Persian, also known as Farsi is the most widely spoken member of Iranian branch of Indo-Iranian languages, a subfamily of Indo-European language. It is the official language of Iran, Afghanistan and the central Asian Republic of Tajikistan but historically a more widely understood language in an area ranging from the Middle East to India. Majority of the Persian speakers found in Persian Gulf countries i,e. Bahrain. Iraq, Oman, Yemen and the United Arab Emirates. Meanwhile it is also spoken by large communities in the US.
More than 120 million people speak Persian as heir first or second language. The total number of Persian speakers is high, about 50% of Iran’s population speak Farsi which is approximately 30 million, 25% of Afghanistan’s population which is approximately about 7 million and about 2 million Dari Persian speakers are in Pakistan.
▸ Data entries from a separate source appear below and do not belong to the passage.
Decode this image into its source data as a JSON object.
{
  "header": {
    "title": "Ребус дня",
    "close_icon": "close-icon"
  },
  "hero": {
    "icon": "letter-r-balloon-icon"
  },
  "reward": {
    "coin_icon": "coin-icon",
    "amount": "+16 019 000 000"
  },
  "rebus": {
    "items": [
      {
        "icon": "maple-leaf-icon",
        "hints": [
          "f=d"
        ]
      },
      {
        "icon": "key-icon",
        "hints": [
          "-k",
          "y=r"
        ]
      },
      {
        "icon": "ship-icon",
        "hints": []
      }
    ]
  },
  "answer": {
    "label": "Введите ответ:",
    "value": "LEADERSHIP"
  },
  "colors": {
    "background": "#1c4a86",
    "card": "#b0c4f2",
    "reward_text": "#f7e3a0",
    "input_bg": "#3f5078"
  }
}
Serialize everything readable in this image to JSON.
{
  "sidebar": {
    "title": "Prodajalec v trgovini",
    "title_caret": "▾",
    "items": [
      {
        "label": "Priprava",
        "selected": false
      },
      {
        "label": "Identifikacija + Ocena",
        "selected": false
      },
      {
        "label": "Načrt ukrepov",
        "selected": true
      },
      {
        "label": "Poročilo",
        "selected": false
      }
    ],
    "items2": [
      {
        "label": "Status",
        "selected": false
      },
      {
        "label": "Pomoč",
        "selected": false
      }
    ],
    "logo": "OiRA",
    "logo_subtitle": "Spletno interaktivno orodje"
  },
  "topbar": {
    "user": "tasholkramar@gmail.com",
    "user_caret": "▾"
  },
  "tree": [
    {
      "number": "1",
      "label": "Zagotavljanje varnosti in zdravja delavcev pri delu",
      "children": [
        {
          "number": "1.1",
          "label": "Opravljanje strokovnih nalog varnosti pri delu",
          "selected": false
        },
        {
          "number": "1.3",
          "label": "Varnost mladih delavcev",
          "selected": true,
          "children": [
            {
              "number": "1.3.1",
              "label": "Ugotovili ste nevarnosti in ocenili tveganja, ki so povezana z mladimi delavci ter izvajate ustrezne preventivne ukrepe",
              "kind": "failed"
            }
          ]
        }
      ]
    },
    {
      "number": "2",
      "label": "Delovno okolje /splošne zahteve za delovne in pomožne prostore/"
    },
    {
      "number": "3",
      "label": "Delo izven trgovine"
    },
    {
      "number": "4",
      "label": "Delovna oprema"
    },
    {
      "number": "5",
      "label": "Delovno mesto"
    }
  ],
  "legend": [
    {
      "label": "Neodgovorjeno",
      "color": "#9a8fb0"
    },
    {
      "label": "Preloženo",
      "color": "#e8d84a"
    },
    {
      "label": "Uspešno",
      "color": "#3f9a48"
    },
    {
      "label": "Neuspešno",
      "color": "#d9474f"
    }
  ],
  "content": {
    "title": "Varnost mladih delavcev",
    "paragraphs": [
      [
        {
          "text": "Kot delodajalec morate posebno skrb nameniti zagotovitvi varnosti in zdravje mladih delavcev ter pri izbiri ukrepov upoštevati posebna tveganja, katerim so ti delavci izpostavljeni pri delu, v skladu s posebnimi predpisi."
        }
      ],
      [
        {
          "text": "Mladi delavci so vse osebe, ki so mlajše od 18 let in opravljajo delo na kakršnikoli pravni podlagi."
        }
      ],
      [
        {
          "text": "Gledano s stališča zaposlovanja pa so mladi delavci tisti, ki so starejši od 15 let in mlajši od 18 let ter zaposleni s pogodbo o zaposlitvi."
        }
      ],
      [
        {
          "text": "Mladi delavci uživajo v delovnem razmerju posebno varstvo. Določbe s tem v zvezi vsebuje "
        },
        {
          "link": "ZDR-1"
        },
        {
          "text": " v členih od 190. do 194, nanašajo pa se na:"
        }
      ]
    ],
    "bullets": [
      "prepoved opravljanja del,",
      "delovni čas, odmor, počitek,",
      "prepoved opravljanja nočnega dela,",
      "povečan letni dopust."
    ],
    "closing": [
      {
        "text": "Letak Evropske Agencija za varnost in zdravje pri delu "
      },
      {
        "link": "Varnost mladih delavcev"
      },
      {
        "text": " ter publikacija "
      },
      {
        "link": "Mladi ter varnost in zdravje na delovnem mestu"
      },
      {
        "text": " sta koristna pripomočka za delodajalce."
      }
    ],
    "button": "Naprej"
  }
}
Farsi in Iran is written in a variety of the Arabic script called Perso-Arabic, which has some innovations to account for Persian phonological differences. This script came into use in Persia after the Islamic conquest in the seventh century. The Persian spoken in Afghanistan is known as Dari. The Persian language of Tajikistan is called Tajiki. During the Soviet era Tajiki had minimal contact with other Persian speaking countries; it contains a large number of Russian words and is written in the Cyrillic (Russian) script.
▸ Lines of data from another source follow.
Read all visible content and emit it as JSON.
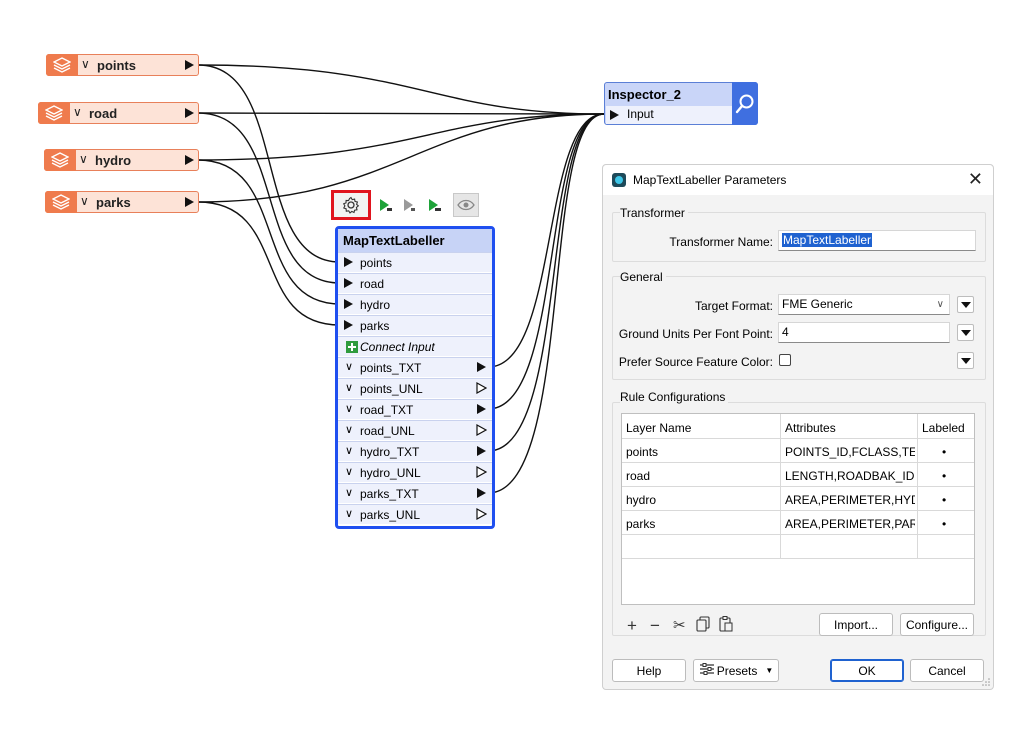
{
  "canvas": {
    "readers": [
      {
        "label": "points"
      },
      {
        "label": "road"
      },
      {
        "label": "hydro"
      },
      {
        "label": "parks"
      }
    ],
    "inspector": {
      "title": "Inspector_2",
      "input_port": "Input"
    },
    "transformer": {
      "title": "MapTextLabeller",
      "input_ports": [
        "points",
        "road",
        "hydro",
        "parks"
      ],
      "connect_input": "Connect Input",
      "output_ports": [
        "points_TXT",
        "points_UNL",
        "road_TXT",
        "road_UNL",
        "hydro_TXT",
        "hydro_UNL",
        "parks_TXT",
        "parks_UNL"
      ]
    }
  },
  "dialog": {
    "title": "MapTextLabeller Parameters",
    "transformer_group": {
      "label": "Transformer",
      "name_label": "Transformer Name:",
      "name_value": "MapTextLabeller"
    },
    "general_group": {
      "label": "General",
      "target_format_label": "Target Format:",
      "target_format_value": "FME Generic",
      "ground_units_label": "Ground Units Per Font Point:",
      "ground_units_value": "4",
      "prefer_color_label": "Prefer Source Feature Color:"
    },
    "rules_group": {
      "label": "Rule Configurations",
      "columns": [
        "Layer Name",
        "Attributes",
        "Labeled"
      ],
      "rows": [
        {
          "layer": "points",
          "attributes": "POINTS_ID,FCLASS,TE...",
          "labeled": "•"
        },
        {
          "layer": "road",
          "attributes": "LENGTH,ROADBAK_ID,...",
          "labeled": "•"
        },
        {
          "layer": "hydro",
          "attributes": "AREA,PERIMETER,HYD...",
          "labeled": "•"
        },
        {
          "layer": "parks",
          "attributes": "AREA,PERIMETER,PAR...",
          "labeled": "•"
        }
      ],
      "import_label": "Import...",
      "configure_label": "Configure..."
    },
    "buttons": {
      "help": "Help",
      "presets": "Presets",
      "ok": "OK",
      "cancel": "Cancel"
    }
  }
}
Historically there are three major periods of development within the Persian language: Old Persian, the language of the Achaemenians (650 – 350 B.C.), Middle Persian (350 B.C. – 230 A.D). and, immediately following that the Sasanian period (230 A.D – 650 A.D.), and New Persian, which started to take shape after the Iranian conquest by the Arabian armies in the seventh century.
Old Persian is vouch from the cuneiform inscriptions left by the Achaemenid dynasty (559 to 331 BC.) that ruled the lands known as the Realm of the Aryans (from which comes the name of the modern country Iran) up until the conquest of Alexander the Great.
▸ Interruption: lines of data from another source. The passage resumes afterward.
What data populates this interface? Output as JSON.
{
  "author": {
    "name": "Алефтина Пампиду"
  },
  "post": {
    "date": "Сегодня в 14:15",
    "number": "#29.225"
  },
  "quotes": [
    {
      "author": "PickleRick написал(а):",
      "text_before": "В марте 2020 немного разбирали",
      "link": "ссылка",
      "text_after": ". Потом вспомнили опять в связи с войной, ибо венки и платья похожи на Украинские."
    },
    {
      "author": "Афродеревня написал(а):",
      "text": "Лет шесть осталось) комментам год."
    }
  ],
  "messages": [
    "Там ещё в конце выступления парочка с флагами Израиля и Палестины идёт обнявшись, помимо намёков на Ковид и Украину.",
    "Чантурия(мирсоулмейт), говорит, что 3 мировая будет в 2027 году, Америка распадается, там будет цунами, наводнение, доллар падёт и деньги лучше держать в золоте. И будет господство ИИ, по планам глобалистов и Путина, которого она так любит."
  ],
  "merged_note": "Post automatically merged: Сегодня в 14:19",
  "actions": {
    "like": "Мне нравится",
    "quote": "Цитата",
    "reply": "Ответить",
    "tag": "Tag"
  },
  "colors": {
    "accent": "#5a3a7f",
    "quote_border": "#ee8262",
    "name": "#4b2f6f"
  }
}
Middle Persian, also known as Pahlavi, after the Parthians who ruled Persia following the collapse of Alexander’s Empire, is known chiefly through its use in Persian’s pre-Islamic Zoroastrian religious writings. Another variant of Middle Persian is known locally as Persik was the official language of the Sasanian Dynasty.
Classical Persian remained essentially unchanged until the nineteenth century, when the dialect of Teheran rose in prominence, having been chosen as the capital of Persia by the Qajar dynasty in 1787. Modern Persian dialect became the basis of what is now called Contemporary Standard Persian. Although it still contains a large number of Arab terms, most borrowings have been nativised, with a much lower percentage of Arabic words in conversational forms of the language.
Persian is the second language of Islam and was instrumental in the spread of the faith during the reign of the Moguls in the Indian subcontinent, where it was cultivated and held in high esteem until the end of the Mogul rule in 1837. Persian poetry is still a significant part of the literature of the subcontinent. The presence of many Persian words in Urdu offers a high degree of mutual intelligibility to speakers of these languages.